Le Comité a également conclu que le Maroc n’avait pas respecté ses obligations au titre de l’article 13 de la Convention.
El Hafidi avait été arrêté le 16 avril 2016 à Boujdour et condamné par la suite à dix ans d’emprisonnement dans le cadre d’une affaire liée à des manifestations sur un campus universitaire à Marrakech.

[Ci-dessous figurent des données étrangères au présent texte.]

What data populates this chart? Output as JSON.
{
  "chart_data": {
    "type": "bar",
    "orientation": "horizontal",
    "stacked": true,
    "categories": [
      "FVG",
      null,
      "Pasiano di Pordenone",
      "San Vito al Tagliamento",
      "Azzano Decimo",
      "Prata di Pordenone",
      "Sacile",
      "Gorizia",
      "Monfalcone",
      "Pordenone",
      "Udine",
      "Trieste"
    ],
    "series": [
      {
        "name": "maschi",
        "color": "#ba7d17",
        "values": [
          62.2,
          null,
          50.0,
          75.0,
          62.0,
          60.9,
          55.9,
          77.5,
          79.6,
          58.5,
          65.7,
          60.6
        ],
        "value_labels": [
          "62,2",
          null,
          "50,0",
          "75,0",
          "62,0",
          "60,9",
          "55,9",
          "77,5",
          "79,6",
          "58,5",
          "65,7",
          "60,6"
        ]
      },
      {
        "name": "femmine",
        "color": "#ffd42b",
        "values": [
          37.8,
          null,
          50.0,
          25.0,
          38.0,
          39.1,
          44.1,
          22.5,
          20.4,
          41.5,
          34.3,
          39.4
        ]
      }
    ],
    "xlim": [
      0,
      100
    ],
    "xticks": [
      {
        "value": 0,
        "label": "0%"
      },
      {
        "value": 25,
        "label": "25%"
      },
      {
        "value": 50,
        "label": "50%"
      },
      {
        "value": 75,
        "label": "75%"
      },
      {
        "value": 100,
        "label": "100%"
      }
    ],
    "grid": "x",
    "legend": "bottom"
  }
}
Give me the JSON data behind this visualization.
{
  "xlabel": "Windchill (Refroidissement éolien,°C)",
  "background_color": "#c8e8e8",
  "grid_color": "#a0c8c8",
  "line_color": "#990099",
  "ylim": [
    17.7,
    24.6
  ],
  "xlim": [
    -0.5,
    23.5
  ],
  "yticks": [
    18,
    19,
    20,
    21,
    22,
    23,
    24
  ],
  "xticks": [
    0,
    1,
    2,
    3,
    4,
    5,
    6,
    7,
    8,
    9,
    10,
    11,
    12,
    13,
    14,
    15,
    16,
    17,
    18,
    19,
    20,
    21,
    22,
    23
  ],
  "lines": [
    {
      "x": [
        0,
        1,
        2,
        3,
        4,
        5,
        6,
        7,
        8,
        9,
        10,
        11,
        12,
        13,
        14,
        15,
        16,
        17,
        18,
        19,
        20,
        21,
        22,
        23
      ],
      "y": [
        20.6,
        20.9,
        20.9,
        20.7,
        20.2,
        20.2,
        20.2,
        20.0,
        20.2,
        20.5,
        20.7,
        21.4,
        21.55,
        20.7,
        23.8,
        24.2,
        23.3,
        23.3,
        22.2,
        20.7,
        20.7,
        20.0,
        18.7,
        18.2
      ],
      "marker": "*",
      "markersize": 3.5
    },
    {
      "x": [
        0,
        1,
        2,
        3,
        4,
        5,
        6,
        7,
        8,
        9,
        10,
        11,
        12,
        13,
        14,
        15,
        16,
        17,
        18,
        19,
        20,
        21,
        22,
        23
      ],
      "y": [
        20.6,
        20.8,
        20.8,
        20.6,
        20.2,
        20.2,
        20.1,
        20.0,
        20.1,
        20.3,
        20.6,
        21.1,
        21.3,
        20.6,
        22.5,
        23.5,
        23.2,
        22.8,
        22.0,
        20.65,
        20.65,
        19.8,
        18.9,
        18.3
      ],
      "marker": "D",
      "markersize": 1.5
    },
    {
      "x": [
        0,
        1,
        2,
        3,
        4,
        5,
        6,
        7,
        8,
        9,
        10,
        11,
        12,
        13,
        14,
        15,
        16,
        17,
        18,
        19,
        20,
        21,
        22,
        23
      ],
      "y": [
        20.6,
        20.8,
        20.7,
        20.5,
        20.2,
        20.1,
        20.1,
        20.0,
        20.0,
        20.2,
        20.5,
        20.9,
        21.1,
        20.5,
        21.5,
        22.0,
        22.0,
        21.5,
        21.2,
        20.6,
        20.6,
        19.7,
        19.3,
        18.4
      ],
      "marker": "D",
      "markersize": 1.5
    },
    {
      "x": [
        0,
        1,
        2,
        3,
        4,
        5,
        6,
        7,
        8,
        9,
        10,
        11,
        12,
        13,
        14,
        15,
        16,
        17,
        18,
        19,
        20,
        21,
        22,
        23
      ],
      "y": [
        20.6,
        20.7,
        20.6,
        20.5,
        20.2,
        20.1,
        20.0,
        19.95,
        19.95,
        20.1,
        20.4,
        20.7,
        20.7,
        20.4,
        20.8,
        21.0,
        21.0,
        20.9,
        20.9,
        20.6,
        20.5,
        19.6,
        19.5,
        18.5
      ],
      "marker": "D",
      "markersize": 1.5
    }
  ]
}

Sa condamnation a été confirmée en appel en avril 2018, puis par la Cour de cassation en avril 2019. Il a purgé sa peine le 16 avril de cette année.
L’affaire El Hafidi s’inscrit dans un contexte que le Service international pour les droits de l’homme (ISHR) et la Ligue pour la protection des prisonniers sahraouis dans les prisons marocaines (LPPS) ont décrit, dans une déclaration commune, comme un «schéma plus large de répression» visant les défenseurs sahraouis des droits humains en raison de leur activité pacifique en faveur du droit du peuple sahraoui à l’autodétermination.
Elles ont déclaré que la décision du Comité contre la torture «confirme la réalité quotidienne à laquelle sont confrontés les prisonniers sahraouis détenus en raison de leurs opinions et de leurs positions», soulignant que les conditions carcérales dégradantes, l’isolement et la privation de soins médicaux avaient été utilisés comme moyens de punition contre les défenseurs du droit du peuple sahraoui à l’autodétermination.
En 2019, le Groupe de travail des Nations Unies sur la détention arbitraire avait conclu, dans une décision, que la privation de liberté d’El Hafidi était «arbitraire».
De son côté, la responsable du plaidoyer au sein du Service international pour les droits de l’homme Tess McEvoy, a déclaré que le ciblage des personnes tels qu’El Hafidi en raison de leur engagement pacifique en faveur de l’autodétermination «souligne la nécessité de garantir un accès sans restriction aux mécanismes de l’ONU et aux mécanismes africains des droits humains, ainsi que d’assurer la protection des défenseurs des droits humains au Sahara occidental».
Par ailleurs, Hassanna Abba, de la Ligue pour la protection des prisonniers sahraouis dans les prisons marocaines, a déclaré que cette décision met en évidence «une réalité quotidienne vécue par les prisonniers sahraouis détenus en raison de leurs opinions et de leurs positions». «Depuis des années, nous documentons la manière dont les autorités marocaines utilisent les conditions carcérales dégradantes, l’isolement et la privation de soins médicaux comme des instruments de punition contre ceux qui osent élever leur voix pour défendre notre droit à l’autodétermination», a-t-elle ajouté.
Des prisonniers politiques sahraouis sont détenus dans plusieurs prisons marocaines et purgent des peines injustes et sévères allant de 20 ans à la perpétuité, prononcées lors de procès dépourvus des garanties et normes d’un procès équitable, selon les ONG internationales de défense des droits humains comme Human Rights Watch et Amnesty International.